Tuesday, 19 June 2012

The Wanderer

Excerpt from Guy Debord's 'Detournement'

I’ve just finished reading ‘Psychogeography’ by Merlin Coverley, which is a short book that offers an explanation and definition of this widely used term, and an analysis of the key figures and their work. Generally regarded as a literary tradition, whose origins here are traced back to the visionary writing of William Blake and Thomas de Quincey in London to the rise of the flaneur on the streets of nineteenth century Paris to the avant-garde practices of the Surrealists and the post-war Situationist movement as headed by Guy Debord. Today the term and ideas associated with it seems more popular than ever with the work of writers and filmmakers such as Peter Ackroyd and Iain Sinclair, Stewart Home and Patrick Keiller. 

Still from Patrick Keiller's 'London', 1994

From activities such as urban wandering to the armchair traveller, from the derive to detournement, psychogeography aims to provide us with new ways of apprehending our environment and surroundings, and transform the familiar streets into something new and unexpected (yes, most of these words are lifted from the book jacket: I’m just trying to introduce it with some sort of comprehension!).

 Guy Debord (left) and The Situationists

I thought I would enjoy exploring these ideas more than I actually did in the end, thinking it may offer me some frames of reference for my ‘edgelands’ work around the landscape. Plenty of the ideas discussed in the book are indeed latent in my work, and I feel my current motorway work has a more psychological edge, but on reading this book I realize it doesn’t come from being motivated in seeking these things out, more from the process of making things and letting things step out of the shadows to reveal themselves. My first motivation for making things still lies with an interest in the surface appearance and problems of depiction. These things are mysterious enough, and seem to get even more so when one spends a long time painting or drawing them.

 JG Ballard 'The Seer of Shepperton'

Still, there were more explicit parallels to be found with my interests that I did find in writers such as JG Ballard, who in the 1970’s in controversial and experimental books such as ‘The Atrocity Exhibition’, ‘Crash’,‘High Rise’, and ‘The Concrete Island’ explored the pleasures and nightmares to be found in the hinterlands outside of the city of Debord et al in the motorways and retail parks of our urban landscape. These are the edgelands that interest me so I’m certainly going to try and read these. Psychgeography today also seems to be alert to the increasing banalisation of our urban environment which is something I’m very interested in, and I think my current still lives are a slightly fumbled response to this now that I’ve decided to ‘own’ these pieces more firmly.

 Patrick Keiller

I’m also keen now  to try and seek out the films of Patrick Keiller. ‘London’ and ‘Robinson In Space’ are apparently an exploration of the wastelands created in UK by the Thatcherite policies of the eighties, which leads me back to those retail parks and the post-industrial Midlands landscape I feel buried inside.

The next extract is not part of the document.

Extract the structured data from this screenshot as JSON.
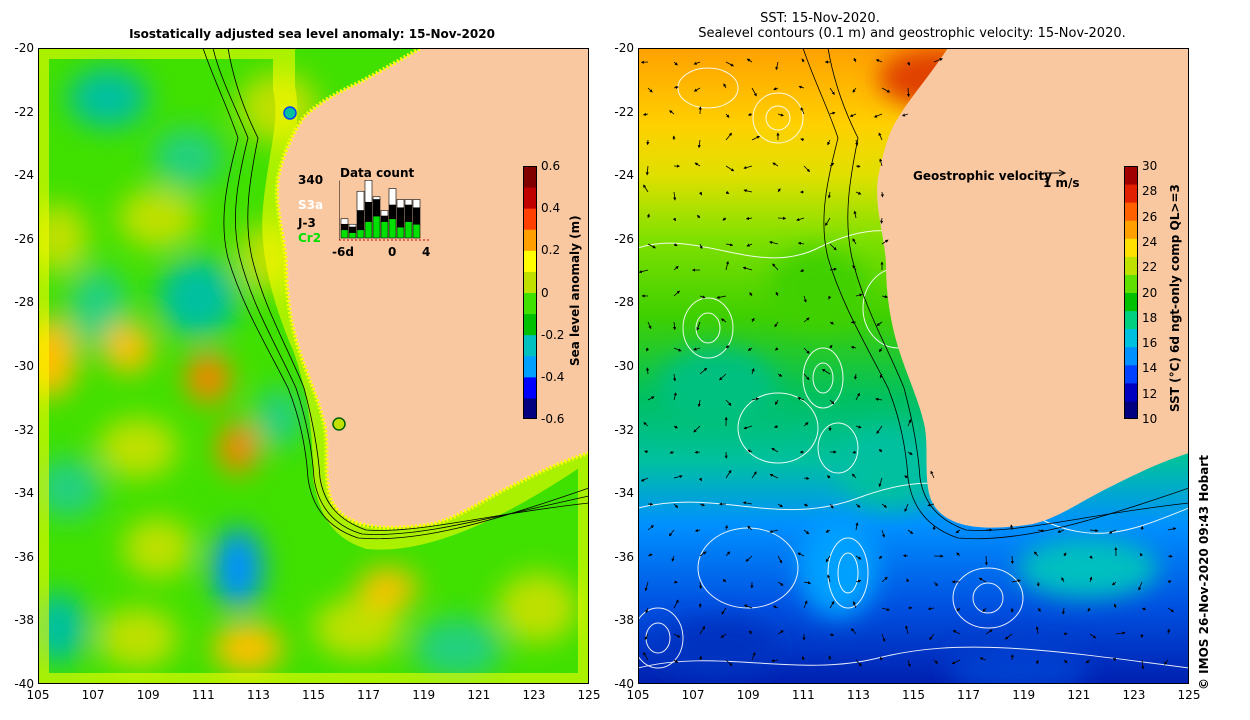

 Jock McFadyen, 'Arch', oil on canvas

Although, pyschogeography is recognized primarily as a literary tradition, I think there are certainly many connections with it to be found in the visual arts, such as in the work of Jock MacFadyen (above), an artist I particularly admire and have often posted on the blog. I’ll try and post some more examples as they come to mind…. 


Vin said...

Cronenberg's Crash one of my favourite films......Menacing and seductive..........

Hugh Marwood said...

Hi Shaun. Glad you found some stuff to interest you in Cloverley's book. As you know, I rate it highly as a useful overview of the 'tradition'.

I take your point about the visual response coming before the theoretical agenda. Personally, I find Psychogeography is more of an attitude that I bring to bear on a location after that initial recognition. It's like allowing yourself to gradually sink through the various layers of meaning or emotion to be found under the visual surface of a place.

For painters the initial impetus is always going to be primarily visual though - that's only natural I think.

Hugh Marwood said...

Apologies to Merlin Coverley for spelling his name wrongly in my previous comment. It's what happens when you write too quickly in your lunch break - no excuse though.